Dudley se soltó con cuidado del abrazo de su madre, se aproximó a Harry, que tuvo que dominar el impulso de amenazarlo con magia, y le tendió una manaza rosada.
—Caray, Dudley —exclamó Harry mientras tía Petunia sollozaba con renovado ímpetu—, ¿estás seguro de que los dementores no te metieron dentro otra personalidad?
—No lo sé —farfulló el chico—. Hasta otra, Harry.
—Ya… —Harry le cogió la mano y se la estrechó—. Puede ser. Cuídate, Big D.
Dudley casi compuso una sonrisa y salió de la habitación con andares torpes. Harry oyó sus fuertes pisadas por el camino de grava y cómo se cerraba la puerta del coche.

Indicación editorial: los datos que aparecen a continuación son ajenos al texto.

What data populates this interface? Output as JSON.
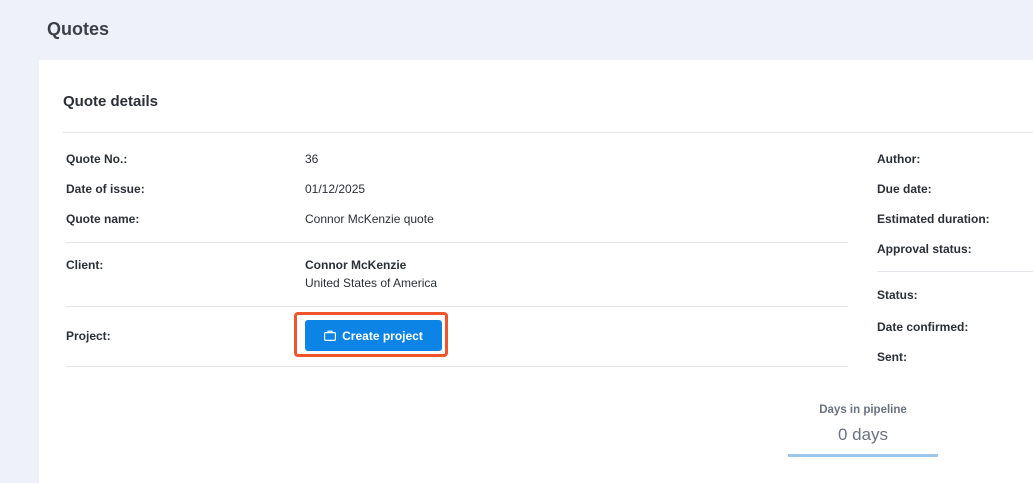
{
  "page": {
    "title": "Quotes"
  },
  "quote_details": {
    "title": "Quote details",
    "left": {
      "quote_no": {
        "label": "Quote No.:",
        "value": "36"
      },
      "date_of_issue": {
        "label": "Date of issue:",
        "value": "01/12/2025"
      },
      "quote_name": {
        "label": "Quote name:",
        "value": "Connor McKenzie quote"
      },
      "client": {
        "label": "Client:",
        "name": "Connor McKenzie",
        "country": "United States of America"
      },
      "project": {
        "label": "Project:",
        "button_label": "Create project",
        "button_icon": "briefcase-icon"
      }
    },
    "right": {
      "author": {
        "label": "Author:"
      },
      "due_date": {
        "label": "Due date:"
      },
      "estimated_duration": {
        "label": "Estimated duration:"
      },
      "approval_status": {
        "label": "Approval status:"
      },
      "status": {
        "label": "Status:"
      },
      "date_confirmed": {
        "label": "Date confirmed:"
      },
      "sent": {
        "label": "Sent:"
      }
    },
    "pipeline": {
      "label": "Days in pipeline",
      "value": "0 days"
    }
  },
  "colors": {
    "accent": "#0b84e5",
    "highlight": "#f0542a",
    "background": "#eef1f9"
  }
}
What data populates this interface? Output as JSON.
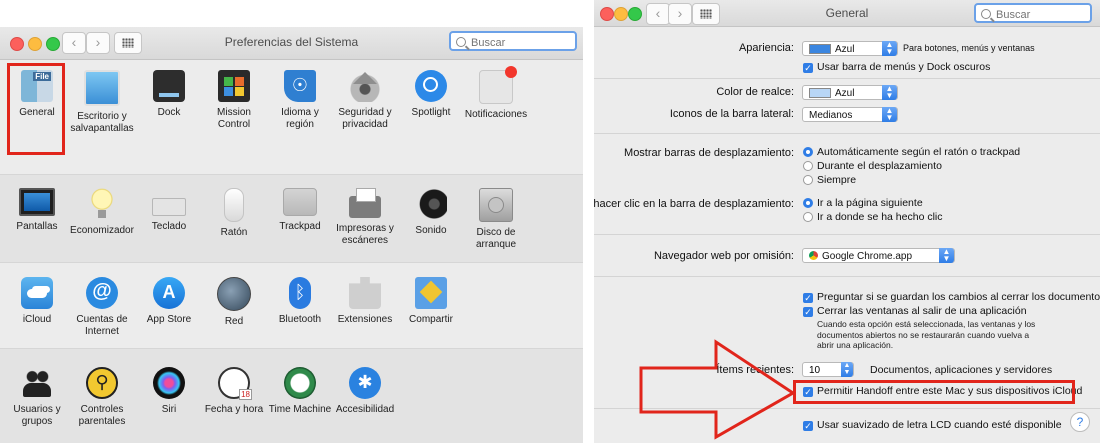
{
  "left": {
    "title": "Preferencias del Sistema",
    "search_placeholder": "Buscar",
    "rows": [
      [
        {
          "label": "General",
          "icon": "general-icon"
        },
        {
          "label": "Escritorio y salvapantallas",
          "icon": "desktop-icon"
        },
        {
          "label": "Dock",
          "icon": "dock-icon"
        },
        {
          "label": "Mission Control",
          "icon": "mission-control-icon"
        },
        {
          "label": "Idioma y región",
          "icon": "language-icon"
        },
        {
          "label": "Seguridad y privacidad",
          "icon": "security-icon"
        },
        {
          "label": "Spotlight",
          "icon": "spotlight-icon"
        },
        {
          "label": "Notificaciones",
          "icon": "notifications-icon"
        }
      ],
      [
        {
          "label": "Pantallas",
          "icon": "displays-icon"
        },
        {
          "label": "Economizador",
          "icon": "energy-saver-icon"
        },
        {
          "label": "Teclado",
          "icon": "keyboard-icon"
        },
        {
          "label": "Ratón",
          "icon": "mouse-icon"
        },
        {
          "label": "Trackpad",
          "icon": "trackpad-icon"
        },
        {
          "label": "Impresoras y escáneres",
          "icon": "printer-icon"
        },
        {
          "label": "Sonido",
          "icon": "sound-icon"
        },
        {
          "label": "Disco de arranque",
          "icon": "startup-disk-icon"
        }
      ],
      [
        {
          "label": "iCloud",
          "icon": "icloud-icon"
        },
        {
          "label": "Cuentas de Internet",
          "icon": "internet-accounts-icon"
        },
        {
          "label": "App Store",
          "icon": "app-store-icon"
        },
        {
          "label": "Red",
          "icon": "network-icon"
        },
        {
          "label": "Bluetooth",
          "icon": "bluetooth-icon"
        },
        {
          "label": "Extensiones",
          "icon": "extensions-icon"
        },
        {
          "label": "Compartir",
          "icon": "sharing-icon"
        }
      ],
      [
        {
          "label": "Usuarios y grupos",
          "icon": "users-icon"
        },
        {
          "label": "Controles parentales",
          "icon": "parental-controls-icon"
        },
        {
          "label": "Siri",
          "icon": "siri-icon"
        },
        {
          "label": "Fecha y hora",
          "icon": "date-time-icon"
        },
        {
          "label": "Time Machine",
          "icon": "time-machine-icon"
        },
        {
          "label": "Accesibilidad",
          "icon": "accessibility-icon"
        }
      ]
    ]
  },
  "right": {
    "title": "General",
    "search_placeholder": "Buscar",
    "appearance_label": "Apariencia:",
    "appearance_value": "Azul",
    "appearance_note": "Para botones, menús y ventanas",
    "dark_menu": "Usar barra de menús y Dock oscuros",
    "highlight_label": "Color de realce:",
    "highlight_value": "Azul",
    "sidebar_label": "Iconos de la barra lateral:",
    "sidebar_value": "Medianos",
    "scroll_label": "Mostrar barras de desplazamiento:",
    "scroll_opt1": "Automáticamente según el ratón o trackpad",
    "scroll_opt2": "Durante el desplazamiento",
    "scroll_opt3": "Siempre",
    "click_label": "Al hacer clic en la barra de desplazamiento:",
    "click_opt1": "Ir a la página siguiente",
    "click_opt2": "Ir a donde se ha hecho clic",
    "browser_label": "Navegador web por omisión:",
    "browser_value": "Google Chrome.app",
    "ask_save": "Preguntar si se guardan los cambios al cerrar los documentos",
    "close_windows": "Cerrar las ventanas al salir de una aplicación",
    "close_note_1": "Cuando esta opción está seleccionada, las ventanas y los",
    "close_note_2": "documentos abiertos no se restaurarán cuando vuelva a",
    "close_note_3": "abrir una aplicación.",
    "recent_label": "Ítems recientes:",
    "recent_value": "10",
    "recent_note": "Documentos, aplicaciones y servidores",
    "handoff": "Permitir Handoff entre este Mac y sus dispositivos iCloud",
    "lcd": "Usar suavizado de letra LCD cuando esté disponible",
    "help": "?"
  },
  "colors": {
    "accent": "#2f7de6",
    "highlight_box": "#e1251b",
    "arrow": "#e1251b"
  }
}
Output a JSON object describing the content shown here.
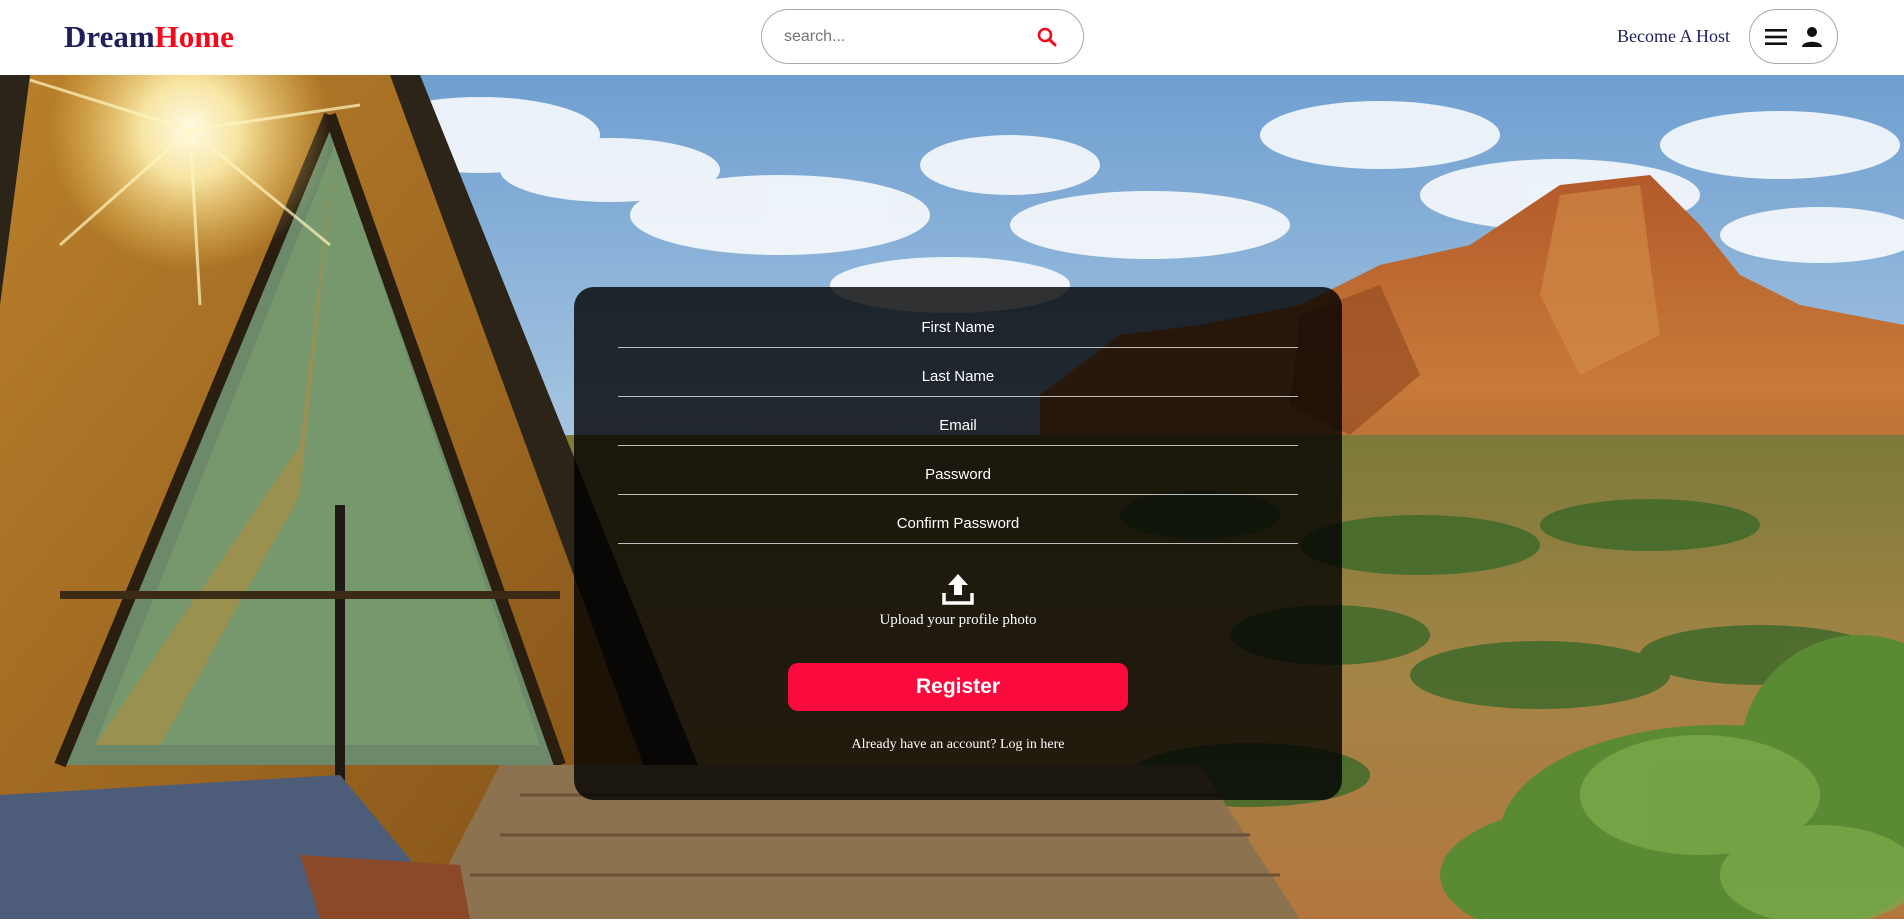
{
  "header": {
    "logo_part_a": "Dream",
    "logo_part_b": "Home",
    "search_placeholder": "search...",
    "search_icon": "search-icon",
    "become_host": "Become A Host",
    "menu_icon": "hamburger-menu-icon",
    "user_icon": "person-icon"
  },
  "register": {
    "fields": {
      "first_name": "First Name",
      "last_name": "Last Name",
      "email": "Email",
      "password": "Password",
      "confirm_password": "Confirm Password"
    },
    "upload_icon": "upload-icon",
    "upload_label": "Upload your profile photo",
    "register_button": "Register",
    "login_link": "Already have an account? Log in here"
  },
  "colors": {
    "brand_dark": "#1f1f5c",
    "brand_red": "#f8071b",
    "register_button": "#fb0a3e"
  }
}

Tía Petunia, que tenía la cara hundida en un pañuelo, alzó la cabeza al oír el ruido. Al parecer no había previsto quedarse a solas con su sobrino, de modo que se guardó precipitadamente el pañuelo húmedo en el bolsillo y dijo:
—Bueno, adiós. —Y caminó hacia la puerta sin mirarlo.
—Adiós —repuso Harry.
Ella se detuvo y se dio la vuelta. Por un instante Harry creyó que quería decirle algo, porque le lanzó una extraña y trémula mirada y despegó los labios; pero entonces hizo un gesto brusco con la cabeza y salió presurosa de la habitación tras los pasos de su esposo y su hijo.